Case Presentation:

A 25-year-old man was found unresponsive at his home and brought to the hospital for further evaluation. In the emergency department, his Glasgow coma scale was 6, for which he was intubated and started on mechanical ventilation. His past medical history was remarkable for diabetes mellitus type 2, for which he was on metformin. His vital signs were remarkable for respiratory rate of 25/minute and blood pressure of 91/47 mm Hg. Physical examination was limited as the patient was under sedation. On initial blood work, complete blood count was within normal limits and the comprehensive metabolic panel was remarkable for glucose of 173 mg/dl, and aspartate aminotransferase and alanine aminotransferase were elevated at 90 U/L and 271 U/L respectively.
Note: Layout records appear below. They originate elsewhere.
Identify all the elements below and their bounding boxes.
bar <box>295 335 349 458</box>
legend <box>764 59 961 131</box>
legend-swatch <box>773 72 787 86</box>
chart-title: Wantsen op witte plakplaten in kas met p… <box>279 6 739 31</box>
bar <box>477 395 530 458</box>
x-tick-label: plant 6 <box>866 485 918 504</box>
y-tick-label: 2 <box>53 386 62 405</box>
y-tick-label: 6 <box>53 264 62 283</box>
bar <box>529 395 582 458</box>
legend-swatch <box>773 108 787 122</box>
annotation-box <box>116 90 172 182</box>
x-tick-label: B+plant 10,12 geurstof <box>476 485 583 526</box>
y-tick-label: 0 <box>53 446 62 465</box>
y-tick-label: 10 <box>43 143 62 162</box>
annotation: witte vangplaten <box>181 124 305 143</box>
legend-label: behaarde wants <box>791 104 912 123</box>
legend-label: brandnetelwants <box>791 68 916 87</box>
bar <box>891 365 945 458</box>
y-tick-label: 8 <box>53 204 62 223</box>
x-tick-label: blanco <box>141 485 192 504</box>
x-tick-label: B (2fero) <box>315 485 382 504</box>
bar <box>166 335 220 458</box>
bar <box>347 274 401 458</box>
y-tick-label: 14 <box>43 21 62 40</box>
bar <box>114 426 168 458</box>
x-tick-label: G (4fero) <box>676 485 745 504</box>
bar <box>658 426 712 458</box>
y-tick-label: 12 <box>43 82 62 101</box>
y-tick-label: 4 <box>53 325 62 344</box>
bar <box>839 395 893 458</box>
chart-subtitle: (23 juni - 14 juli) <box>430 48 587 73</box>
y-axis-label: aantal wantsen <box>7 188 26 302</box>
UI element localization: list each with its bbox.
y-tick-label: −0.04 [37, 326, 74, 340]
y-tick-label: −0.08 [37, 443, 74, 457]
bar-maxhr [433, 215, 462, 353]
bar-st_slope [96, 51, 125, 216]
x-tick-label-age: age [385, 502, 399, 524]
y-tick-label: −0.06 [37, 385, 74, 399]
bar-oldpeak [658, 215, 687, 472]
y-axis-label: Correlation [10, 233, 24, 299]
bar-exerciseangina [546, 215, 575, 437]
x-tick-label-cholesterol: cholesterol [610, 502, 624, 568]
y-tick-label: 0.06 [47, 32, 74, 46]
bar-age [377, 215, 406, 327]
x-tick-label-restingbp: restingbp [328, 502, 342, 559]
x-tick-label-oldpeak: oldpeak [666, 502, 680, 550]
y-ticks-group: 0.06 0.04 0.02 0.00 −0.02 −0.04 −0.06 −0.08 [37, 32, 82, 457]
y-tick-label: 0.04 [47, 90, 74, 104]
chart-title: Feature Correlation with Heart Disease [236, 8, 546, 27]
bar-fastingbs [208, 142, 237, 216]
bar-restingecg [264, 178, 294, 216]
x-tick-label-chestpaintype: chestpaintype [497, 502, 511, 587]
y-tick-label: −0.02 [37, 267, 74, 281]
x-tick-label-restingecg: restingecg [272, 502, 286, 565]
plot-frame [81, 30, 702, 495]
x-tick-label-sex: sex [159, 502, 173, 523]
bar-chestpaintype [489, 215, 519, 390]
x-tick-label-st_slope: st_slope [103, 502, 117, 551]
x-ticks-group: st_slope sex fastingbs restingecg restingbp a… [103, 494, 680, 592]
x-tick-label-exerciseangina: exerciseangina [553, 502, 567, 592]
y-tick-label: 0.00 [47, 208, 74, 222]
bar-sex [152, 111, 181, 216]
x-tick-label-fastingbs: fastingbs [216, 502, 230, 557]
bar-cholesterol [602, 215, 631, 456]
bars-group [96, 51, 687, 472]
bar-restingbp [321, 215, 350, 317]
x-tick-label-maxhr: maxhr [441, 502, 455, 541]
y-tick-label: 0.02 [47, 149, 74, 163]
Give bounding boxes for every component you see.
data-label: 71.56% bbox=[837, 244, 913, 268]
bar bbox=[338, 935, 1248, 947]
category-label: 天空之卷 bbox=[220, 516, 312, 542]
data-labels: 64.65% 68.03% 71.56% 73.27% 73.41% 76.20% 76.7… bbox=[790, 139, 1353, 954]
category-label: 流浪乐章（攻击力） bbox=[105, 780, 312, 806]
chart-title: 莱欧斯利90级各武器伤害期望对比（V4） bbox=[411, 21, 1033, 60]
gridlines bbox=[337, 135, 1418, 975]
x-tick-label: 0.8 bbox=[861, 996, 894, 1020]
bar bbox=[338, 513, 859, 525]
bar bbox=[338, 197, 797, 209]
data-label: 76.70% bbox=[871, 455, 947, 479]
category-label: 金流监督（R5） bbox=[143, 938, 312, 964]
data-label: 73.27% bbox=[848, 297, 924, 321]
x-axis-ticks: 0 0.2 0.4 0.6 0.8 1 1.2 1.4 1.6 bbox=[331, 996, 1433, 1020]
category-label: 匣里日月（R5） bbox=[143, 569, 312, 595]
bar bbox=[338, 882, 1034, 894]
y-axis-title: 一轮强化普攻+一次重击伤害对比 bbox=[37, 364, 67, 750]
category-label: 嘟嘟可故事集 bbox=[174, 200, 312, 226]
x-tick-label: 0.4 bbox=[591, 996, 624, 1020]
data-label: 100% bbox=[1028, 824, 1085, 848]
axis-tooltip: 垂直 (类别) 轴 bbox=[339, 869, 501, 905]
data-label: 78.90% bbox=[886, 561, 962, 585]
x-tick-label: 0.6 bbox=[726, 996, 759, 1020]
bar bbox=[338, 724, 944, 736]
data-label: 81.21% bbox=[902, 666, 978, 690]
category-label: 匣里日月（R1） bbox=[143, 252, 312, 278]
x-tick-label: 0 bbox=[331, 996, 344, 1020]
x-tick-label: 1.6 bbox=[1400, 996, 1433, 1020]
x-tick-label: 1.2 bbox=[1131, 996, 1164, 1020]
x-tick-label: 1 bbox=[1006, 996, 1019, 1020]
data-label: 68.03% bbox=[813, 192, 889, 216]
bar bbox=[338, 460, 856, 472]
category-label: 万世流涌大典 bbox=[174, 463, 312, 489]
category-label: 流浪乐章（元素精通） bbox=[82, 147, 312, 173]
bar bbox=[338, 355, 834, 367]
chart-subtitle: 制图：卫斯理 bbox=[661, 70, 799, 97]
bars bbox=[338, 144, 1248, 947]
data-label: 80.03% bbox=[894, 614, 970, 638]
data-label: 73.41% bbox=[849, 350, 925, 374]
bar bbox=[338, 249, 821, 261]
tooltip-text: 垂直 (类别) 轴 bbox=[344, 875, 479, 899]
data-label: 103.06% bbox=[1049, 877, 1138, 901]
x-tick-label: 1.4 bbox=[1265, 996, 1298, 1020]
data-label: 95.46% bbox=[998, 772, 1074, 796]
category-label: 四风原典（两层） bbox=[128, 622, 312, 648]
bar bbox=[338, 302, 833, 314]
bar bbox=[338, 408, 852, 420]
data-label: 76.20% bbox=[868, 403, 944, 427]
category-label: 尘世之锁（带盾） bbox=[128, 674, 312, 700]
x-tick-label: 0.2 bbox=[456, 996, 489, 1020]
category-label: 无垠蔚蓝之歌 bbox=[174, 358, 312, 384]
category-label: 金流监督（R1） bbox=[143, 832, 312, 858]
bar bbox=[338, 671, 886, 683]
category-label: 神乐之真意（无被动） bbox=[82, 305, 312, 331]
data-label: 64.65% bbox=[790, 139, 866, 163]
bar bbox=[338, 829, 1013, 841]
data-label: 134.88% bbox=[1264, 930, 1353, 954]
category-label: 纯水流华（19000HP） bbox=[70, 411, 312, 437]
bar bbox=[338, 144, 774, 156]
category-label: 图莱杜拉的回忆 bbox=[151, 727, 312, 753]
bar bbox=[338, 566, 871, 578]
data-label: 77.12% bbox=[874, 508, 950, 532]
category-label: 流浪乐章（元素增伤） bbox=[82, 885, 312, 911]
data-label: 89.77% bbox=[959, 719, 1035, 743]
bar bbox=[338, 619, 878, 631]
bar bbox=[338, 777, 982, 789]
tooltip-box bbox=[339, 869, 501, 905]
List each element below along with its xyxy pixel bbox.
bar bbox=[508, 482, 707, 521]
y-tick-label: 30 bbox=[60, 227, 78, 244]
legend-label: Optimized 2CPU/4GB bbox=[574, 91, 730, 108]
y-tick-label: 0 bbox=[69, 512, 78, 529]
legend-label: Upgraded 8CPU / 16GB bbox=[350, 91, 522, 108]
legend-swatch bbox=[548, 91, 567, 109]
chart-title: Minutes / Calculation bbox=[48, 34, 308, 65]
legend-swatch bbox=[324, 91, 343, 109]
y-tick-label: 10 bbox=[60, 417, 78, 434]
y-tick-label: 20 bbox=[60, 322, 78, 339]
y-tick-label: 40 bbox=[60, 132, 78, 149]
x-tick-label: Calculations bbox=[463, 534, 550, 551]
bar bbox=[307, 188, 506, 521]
Patient’s serum alcohol level was 0.710 g/dL (normal-undetectable). We made a diagnosis of acute metabolic encephalopathy secondary to ethyl alcohol overdose. On day 2, the patient was weaned off of mechanical ventilation. On subsequent evaluation, he mentioned a three-month history of intermittent episodes of right side abdominal pain, headache, and dizziness. He strongly denied any history of alcohol intake and his family also confirmed that he was a teetotaler. A computed tomography (CT) scan of the abdomen showed findings consistent with fatty liver. His serum alcohol level slowly declined during hospitalization. Given the significant elevation of serum alcohol level and plausible denial of alcohol use, a diagnosis of gut fermentation syndrome was pursued. Esophagogastroduodenoscopy was done to obtain gastric and esophageal aspirates for fungal culture. A stool sample was also sent for fungal culture. Later, both these samples showed growth of Candida albicans. This supported the diagnosis of gut fermentation syndrome, for which patient received treatment with a 21-day course of fluconazole and nystatin. On regular outpatient follow-ups, his serum alcohol levels were unremarkable, and he remained asymptomatic.

Discussion:

Gut fermentation or Auto-Brewery syndrome is a rare disease that commonly affects immunocompromised patients. Previous case reports have suggested that the pathophysiology is related to overgrowth of certain species of Candida, including C. Albicans, C. Krusei, C. Glabrata, and Saccharomyces cerevisiae. These fungi metabolize carbohydrate to ethyl alcohol in the gut and lead to elevated serum levels of alcohol. Patients present with signs and symptoms of alcohol intoxication and a negative history of alcohol intake. Fungal cultures of stool and the gastric aspirate specimen can help in establishing the diagnosis. In some patients, carbohydrate challenge with certain specific foods may reproduce symptoms, and serum alcohol level may rise, suggesting this diagnosis.

Since this disease is very rare, physicians require a high level of suspicion and awareness to diagnose this entity. If undiagnosed, the auto-brewery syndrome can pose negative personal, professional, emotional and sometimes, legal implications for patients and their families.

Conclusions:

Auto-Brewery syndrome is a possible diagnosis in a patient with a negative history of alcohol consumption and elevated serum ethyl alcohol level. Stool and gastric fungal cultures should be obtained to assess for the growth of Candida or Saccharomyces cerevisiae. A short course of anti-fungal medications can prevent recurrence.